Help with 06 Mazda 3
I have a 2006 Mazda 3 2.0L. I bought it from a private seller so i don't know the extent of any problems before I got it. The car was manufactured in late 2005, so it doesn't have the separate TCM, mounted on top of the transmission that started with the 2006 models. I had to change the transmission seal on the divers side because the previous owner had replaced the half shaft and messed up the seal when putting the shaft back in.
With that out of the way...now for the problem.
It started after I had replaced the seal.
From a dead stop the car will go into 1st, but unless I'm going full throttle, it will almost immediately try to go into 2nd and then almost as quickly try to go into 3rd. However when it tries to go into 3rd, it doesn't, just acts like I've put the car into neutral, if I continue to press on the accelerator and rev the engine up to around 3500rpms it will try and shift into 4th and then back down to 3rd. when this first happened I got a AT light on the dashboard, code was telling me solenoid 1 was stuck open. Bought a new solenoid kit and replaced all 6, along with the transmission filter and some new fluid. Now the car drives fine in 1st and 2nd gear, but still the same issue when trying to go into 3rd, acts like I've put it in neutral, but no AT or Check Engine lights come on. I can put the car in "manual" and drive around in 1st and 2nd gear without any problems.
I'm really not sure what is going on. I was thinking about maybe an ECU issue, or even worse a transmission problem that I don't have money to replace at the moment.
Thanks for any advice
With that out of the way...now for the problem.
It started after I had replaced the seal.
From a dead stop the car will go into 1st, but unless I'm going full throttle, it will almost immediately try to go into 2nd and then almost as quickly try to go into 3rd. However when it tries to go into 3rd, it doesn't, just acts like I've put the car into neutral, if I continue to press on the accelerator and rev the engine up to around 3500rpms it will try and shift into 4th and then back down to 3rd. when this first happened I got a AT light on the dashboard, code was telling me solenoid 1 was stuck open. Bought a new solenoid kit and replaced all 6, along with the transmission filter and some new fluid. Now the car drives fine in 1st and 2nd gear, but still the same issue when trying to go into 3rd, acts like I've put it in neutral, but no AT or Check Engine lights come on. I can put the car in "manual" and drive around in 1st and 2nd gear without any problems.
I'm really not sure what is going on. I was thinking about maybe an ECU issue, or even worse a transmission problem that I don't have money to replace at the moment.
Thanks for any advice
What was the miles of the last basic transmission service before you’DIY one . What you’re describing sounds like a neglected transmission.

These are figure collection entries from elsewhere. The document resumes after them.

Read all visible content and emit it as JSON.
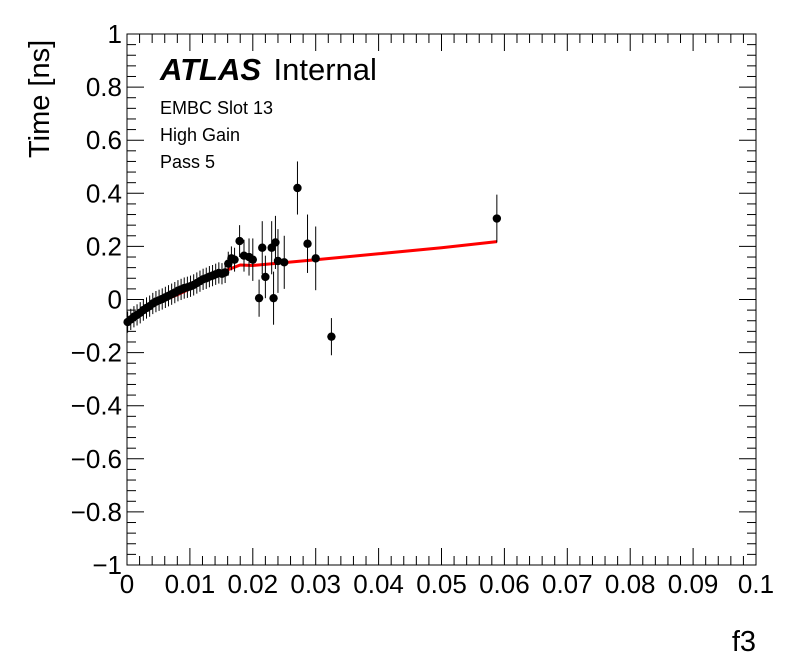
{
  "chart_data": {
    "type": "scatter",
    "xlabel": "f3",
    "ylabel": "Time [ns]",
    "xlim": [
      0,
      0.1
    ],
    "ylim": [
      -1,
      1
    ],
    "x_ticks": [
      "0",
      "0.01",
      "0.02",
      "0.03",
      "0.04",
      "0.05",
      "0.06",
      "0.07",
      "0.08",
      "0.09",
      "0.1"
    ],
    "y_ticks": [
      "−1",
      "−0.8",
      "−0.6",
      "−0.4",
      "−0.2",
      "0",
      "0.2",
      "0.4",
      "0.6",
      "0.8",
      "1"
    ],
    "label_atlas": "ATLAS",
    "label_internal": "Internal",
    "notes": [
      "EMBC Slot 13",
      "High Gain",
      "Pass 5"
    ],
    "points": [
      {
        "x": 0.0001,
        "y": -0.085,
        "err": 0.04
      },
      {
        "x": 0.0006,
        "y": -0.075,
        "err": 0.04
      },
      {
        "x": 0.0011,
        "y": -0.065,
        "err": 0.04
      },
      {
        "x": 0.0016,
        "y": -0.058,
        "err": 0.04
      },
      {
        "x": 0.0021,
        "y": -0.05,
        "err": 0.04
      },
      {
        "x": 0.0026,
        "y": -0.04,
        "err": 0.04
      },
      {
        "x": 0.0031,
        "y": -0.032,
        "err": 0.04
      },
      {
        "x": 0.0036,
        "y": -0.025,
        "err": 0.04
      },
      {
        "x": 0.0041,
        "y": -0.015,
        "err": 0.04
      },
      {
        "x": 0.0046,
        "y": -0.008,
        "err": 0.04
      },
      {
        "x": 0.0051,
        "y": -0.003,
        "err": 0.04
      },
      {
        "x": 0.0056,
        "y": 0.002,
        "err": 0.04
      },
      {
        "x": 0.0061,
        "y": 0.008,
        "err": 0.04
      },
      {
        "x": 0.0066,
        "y": 0.014,
        "err": 0.04
      },
      {
        "x": 0.0071,
        "y": 0.02,
        "err": 0.04
      },
      {
        "x": 0.0076,
        "y": 0.026,
        "err": 0.04
      },
      {
        "x": 0.0081,
        "y": 0.033,
        "err": 0.04
      },
      {
        "x": 0.0086,
        "y": 0.038,
        "err": 0.04
      },
      {
        "x": 0.0091,
        "y": 0.043,
        "err": 0.04
      },
      {
        "x": 0.0096,
        "y": 0.046,
        "err": 0.04
      },
      {
        "x": 0.0101,
        "y": 0.05,
        "err": 0.04
      },
      {
        "x": 0.0106,
        "y": 0.055,
        "err": 0.04
      },
      {
        "x": 0.0111,
        "y": 0.062,
        "err": 0.04
      },
      {
        "x": 0.0116,
        "y": 0.069,
        "err": 0.04
      },
      {
        "x": 0.0121,
        "y": 0.076,
        "err": 0.04
      },
      {
        "x": 0.0126,
        "y": 0.08,
        "err": 0.04
      },
      {
        "x": 0.0131,
        "y": 0.086,
        "err": 0.04
      },
      {
        "x": 0.0136,
        "y": 0.09,
        "err": 0.04
      },
      {
        "x": 0.0141,
        "y": 0.095,
        "err": 0.04
      },
      {
        "x": 0.0146,
        "y": 0.1,
        "err": 0.04
      },
      {
        "x": 0.0151,
        "y": 0.097,
        "err": 0.04
      },
      {
        "x": 0.0156,
        "y": 0.102,
        "err": 0.04
      },
      {
        "x": 0.0161,
        "y": 0.135,
        "err": 0.045
      },
      {
        "x": 0.0166,
        "y": 0.155,
        "err": 0.045
      },
      {
        "x": 0.0171,
        "y": 0.15,
        "err": 0.045
      },
      {
        "x": 0.0179,
        "y": 0.22,
        "err": 0.06
      },
      {
        "x": 0.0186,
        "y": 0.165,
        "err": 0.06
      },
      {
        "x": 0.0194,
        "y": 0.16,
        "err": 0.07
      },
      {
        "x": 0.02,
        "y": 0.15,
        "err": 0.08
      },
      {
        "x": 0.0215,
        "y": 0.195,
        "err": 0.1
      },
      {
        "x": 0.022,
        "y": 0.085,
        "err": 0.08
      },
      {
        "x": 0.023,
        "y": 0.195,
        "err": 0.1
      },
      {
        "x": 0.0233,
        "y": 0.005,
        "err": 0.1
      },
      {
        "x": 0.0236,
        "y": 0.215,
        "err": 0.1
      },
      {
        "x": 0.024,
        "y": 0.145,
        "err": 0.12
      },
      {
        "x": 0.025,
        "y": 0.14,
        "err": 0.1
      },
      {
        "x": 0.0271,
        "y": 0.42,
        "err": 0.1
      },
      {
        "x": 0.0287,
        "y": 0.21,
        "err": 0.11
      },
      {
        "x": 0.03,
        "y": 0.155,
        "err": 0.12
      },
      {
        "x": 0.0325,
        "y": -0.14,
        "err": 0.07
      },
      {
        "x": 0.0588,
        "y": 0.305,
        "err": 0.09
      },
      {
        "x": 0.021,
        "y": 0.005,
        "err": 0.07
      }
    ],
    "fit": {
      "color": "#ff0000",
      "x": [
        0,
        0.002,
        0.004,
        0.006,
        0.008,
        0.01,
        0.012,
        0.014,
        0.016,
        0.018,
        0.02,
        0.03,
        0.04,
        0.05,
        0.0588
      ],
      "y": [
        -0.085,
        -0.055,
        -0.025,
        -0.002,
        0.018,
        0.04,
        0.068,
        0.09,
        0.112,
        0.13,
        0.128,
        0.15,
        0.172,
        0.195,
        0.218
      ]
    }
  }
}
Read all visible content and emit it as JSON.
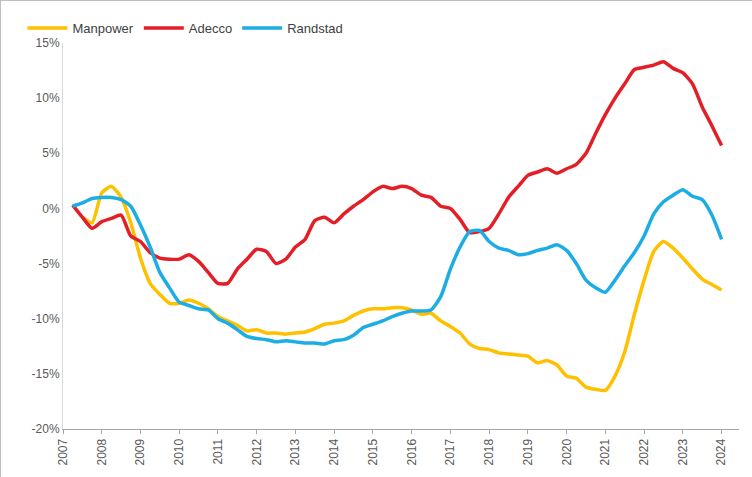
{
  "chart_data": {
    "type": "line",
    "x": [
      2007.25,
      2007.5,
      2007.75,
      2008,
      2008.25,
      2008.5,
      2008.75,
      2009,
      2009.25,
      2009.5,
      2009.75,
      2010,
      2010.25,
      2010.5,
      2010.75,
      2011,
      2011.25,
      2011.5,
      2011.75,
      2012,
      2012.25,
      2012.5,
      2012.75,
      2013,
      2013.25,
      2013.5,
      2013.75,
      2014,
      2014.25,
      2014.5,
      2014.75,
      2015,
      2015.25,
      2015.5,
      2015.75,
      2016,
      2016.25,
      2016.5,
      2016.75,
      2017,
      2017.25,
      2017.5,
      2017.75,
      2018,
      2018.25,
      2018.5,
      2018.75,
      2019,
      2019.25,
      2019.5,
      2019.75,
      2020,
      2020.25,
      2020.5,
      2020.75,
      2021,
      2021.25,
      2021.5,
      2021.75,
      2022,
      2022.25,
      2022.5,
      2022.75,
      2023,
      2023.25,
      2023.5,
      2023.75,
      2024
    ],
    "series": [
      {
        "name": "Manpower",
        "color": "#FFC000",
        "values": [
          null,
          -0.8,
          -1.3,
          1.4,
          2.0,
          1.0,
          -1.3,
          -4.5,
          -6.8,
          -7.8,
          -8.6,
          -8.6,
          -8.3,
          -8.6,
          -9.1,
          -9.8,
          -10.2,
          -10.6,
          -11.1,
          -11.0,
          -11.3,
          -11.3,
          -11.4,
          -11.3,
          -11.2,
          -10.9,
          -10.5,
          -10.4,
          -10.2,
          -9.7,
          -9.3,
          -9.1,
          -9.1,
          -9.0,
          -9.0,
          -9.2,
          -9.6,
          -9.5,
          -10.2,
          -10.7,
          -11.3,
          -12.3,
          -12.7,
          -12.8,
          -13.1,
          -13.2,
          -13.3,
          -13.4,
          -14.0,
          -13.8,
          -14.2,
          -15.2,
          -15.4,
          -16.2,
          -16.4,
          -16.5,
          -15.2,
          -13.0,
          -9.6,
          -6.5,
          -3.9,
          -3.0,
          -3.6,
          -4.5,
          -5.5,
          -6.4,
          -6.9,
          -7.4
        ]
      },
      {
        "name": "Adecco",
        "color": "#E41E26",
        "values": [
          0.3,
          -0.8,
          -1.8,
          -1.2,
          -0.9,
          -0.6,
          -2.5,
          -3.0,
          -4.0,
          -4.5,
          -4.6,
          -4.6,
          -4.2,
          -4.8,
          -5.8,
          -6.8,
          -6.8,
          -5.5,
          -4.6,
          -3.7,
          -3.9,
          -5.0,
          -4.6,
          -3.5,
          -2.8,
          -1.1,
          -0.8,
          -1.3,
          -0.5,
          0.2,
          0.8,
          1.5,
          2.0,
          1.8,
          2.0,
          1.8,
          1.2,
          1.0,
          0.2,
          0.0,
          -1.0,
          -2.2,
          -2.1,
          -1.8,
          -0.5,
          1.0,
          2.0,
          3.0,
          3.3,
          3.6,
          3.2,
          3.6,
          4.0,
          5.0,
          6.8,
          8.5,
          10.0,
          11.3,
          12.6,
          12.8,
          13.0,
          13.3,
          12.7,
          12.3,
          11.3,
          9.2,
          7.5,
          5.7
        ]
      },
      {
        "name": "Randstad",
        "color": "#1CADE4",
        "values": [
          0.2,
          0.5,
          0.9,
          1.0,
          1.0,
          0.8,
          0.2,
          -1.5,
          -3.5,
          -5.8,
          -7.2,
          -8.5,
          -8.8,
          -9.1,
          -9.2,
          -10.0,
          -10.4,
          -11.0,
          -11.6,
          -11.8,
          -11.9,
          -12.1,
          -12.0,
          -12.1,
          -12.2,
          -12.2,
          -12.3,
          -12.0,
          -11.9,
          -11.5,
          -10.8,
          -10.5,
          -10.2,
          -9.8,
          -9.5,
          -9.3,
          -9.3,
          -9.2,
          -8.0,
          -5.5,
          -3.5,
          -2.1,
          -2.0,
          -3.0,
          -3.6,
          -3.8,
          -4.2,
          -4.1,
          -3.8,
          -3.6,
          -3.3,
          -3.8,
          -5.0,
          -6.5,
          -7.2,
          -7.6,
          -6.5,
          -5.2,
          -4.0,
          -2.5,
          -0.5,
          0.6,
          1.2,
          1.7,
          1.1,
          0.8,
          -0.6,
          -2.8
        ]
      }
    ],
    "xlim": [
      2007,
      2024.45
    ],
    "xticks": [
      2007,
      2008,
      2009,
      2010,
      2011,
      2012,
      2013,
      2014,
      2015,
      2016,
      2017,
      2018,
      2019,
      2020,
      2021,
      2022,
      2023,
      2024
    ],
    "ylim": [
      -20,
      15
    ],
    "yticks": [
      {
        "value": -20,
        "label": "-20%"
      },
      {
        "value": -15,
        "label": "-15%"
      },
      {
        "value": -10,
        "label": "-10%"
      },
      {
        "value": -5,
        "label": "-5%"
      },
      {
        "value": 0,
        "label": "0%"
      },
      {
        "value": 5,
        "label": "5%"
      },
      {
        "value": 10,
        "label": "10%"
      },
      {
        "value": 15,
        "label": "15%"
      }
    ],
    "grid": false,
    "legend": "top-left"
  }
}
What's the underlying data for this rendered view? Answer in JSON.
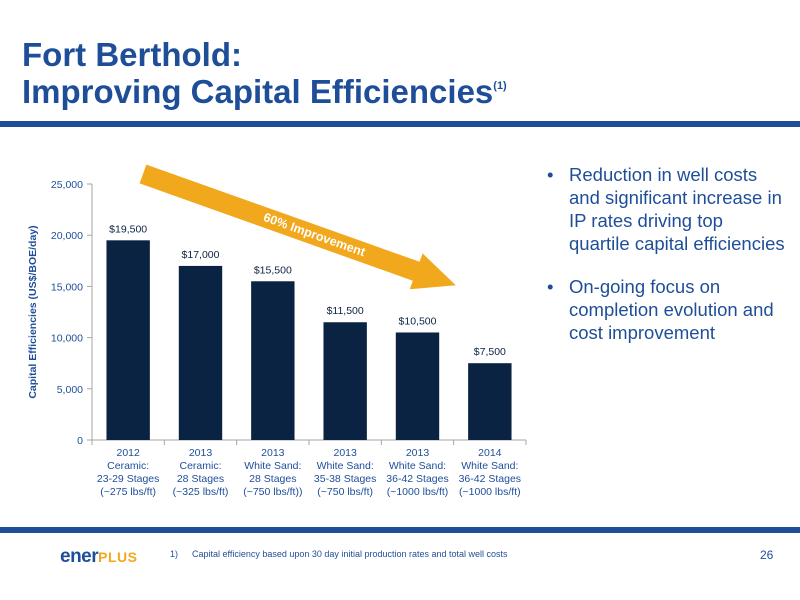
{
  "slide": {
    "title_line1": "Fort Berthold:",
    "title_line2": "Improving Capital Efficiencies",
    "title_sup": "(1)",
    "page_number": "26"
  },
  "bullets": [
    "Reduction in well costs and significant increase in IP rates driving top quartile capital efficiencies",
    "On-going focus on completion evolution and cost improvement"
  ],
  "footer": {
    "logo_main": "ener",
    "logo_plus": "PLUS",
    "footnote_num": "1)",
    "footnote_text": "Capital efficiency based upon 30 day initial production rates and total well costs"
  },
  "chart_data": {
    "type": "bar",
    "ylabel": "Capital Efficiencies (US$/BOE/day)",
    "ylim": [
      0,
      25000
    ],
    "yticks": [
      0,
      5000,
      10000,
      15000,
      20000,
      25000
    ],
    "ytick_labels": [
      "0",
      "5,000",
      "10,000",
      "15,000",
      "20,000",
      "25,000"
    ],
    "categories": [
      [
        "2012",
        "Ceramic:",
        "23-29 Stages",
        "(~275 lbs/ft)"
      ],
      [
        "2013",
        "Ceramic:",
        "28 Stages",
        "(~325 lbs/ft)"
      ],
      [
        "2013",
        "White Sand:",
        "28 Stages",
        "(~750 lbs/ft))"
      ],
      [
        "2013",
        "White Sand:",
        "35-38 Stages",
        "(~750 lbs/ft)"
      ],
      [
        "2013",
        "White Sand:",
        "36-42 Stages",
        "(~1000 lbs/ft)"
      ],
      [
        "2014",
        "White Sand:",
        "36-42 Stages",
        "(~1000 lbs/ft)"
      ]
    ],
    "values": [
      19500,
      17000,
      15500,
      11500,
      10500,
      7500
    ],
    "data_labels": [
      "$19,500",
      "$17,000",
      "$15,500",
      "$11,500",
      "$10,500",
      "$7,500"
    ],
    "annotation": "60% Improvement",
    "colors": {
      "bar": "#0b2343",
      "arrow": "#f2a81d",
      "axis_text": "#1f4e99"
    }
  }
}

when you dropped the pan how much was attached to the pan magnet and how much dark and thick settled fluid at the bottom of the pan? Also did you wipe down the valvebody and maybe spray the everything you could see with WD40? If the fluid was dark then you only replaced about 1/3 of the total volume so you may need to do a drain pan and replace only the fluid a couple more time to help the cleaning process? Iam not an advocate of the dilution method as its results are no where near as good as having a service shop the has a specialized transmission service machine do the job .
It is not likely the ECU or if you scanned it completely you would have found more DTCs that would at least indicate a possible ECU/TCM program issue.
Btw it does help us to help you if you post any ECU DTCs or other fault indicators.
There are three areas in an ECU you should have scanned for basic info.
when you dropped the pan how much was attached to the pan magnet and how much dark and thick settled fluid at the bottom of the pan? Also did you wipe down the valvebody and maybe spray the everything you could see with WD40? If the fluid was dark then you only replaced about 1/3 of the total volume so you may need to do a drain pan and replace only the fluid a couple more time to help the cleaning process? Iam not an advocate of the dilution method as its results are no where near as good as having a service shop the has a specialized transmission service machine do the job .
It is not likely the ECU or if you scanned it completely you would have found more DTCs that would at least indicate a possible ECU/TCM program issue.
Btw it does help us to help you if you post any ECU DTCs or other fault indicators.
There are three areas in an ECU you should have scanned for basic info.
Last edited by Callisto; Jun 7, 2025 at 11:53 PM.
An interesting first response as a new member to a forum???
Not sure how you "guessed' or arrived at that conclusion? But its not accurate based on the first response by the OP. And if one of those 2 things did happen the description of the shifting would be much different. As for the wrong oil pretty much the same thing, if it had a complete fluid change with the badly chosen ATF it would take a few years of service and more like 30-70k miles to see the effect and there would have been other minor telltale signs . Again NOT what the OP described.
My guess is that you have never completely taken any automatic transmission completely apart?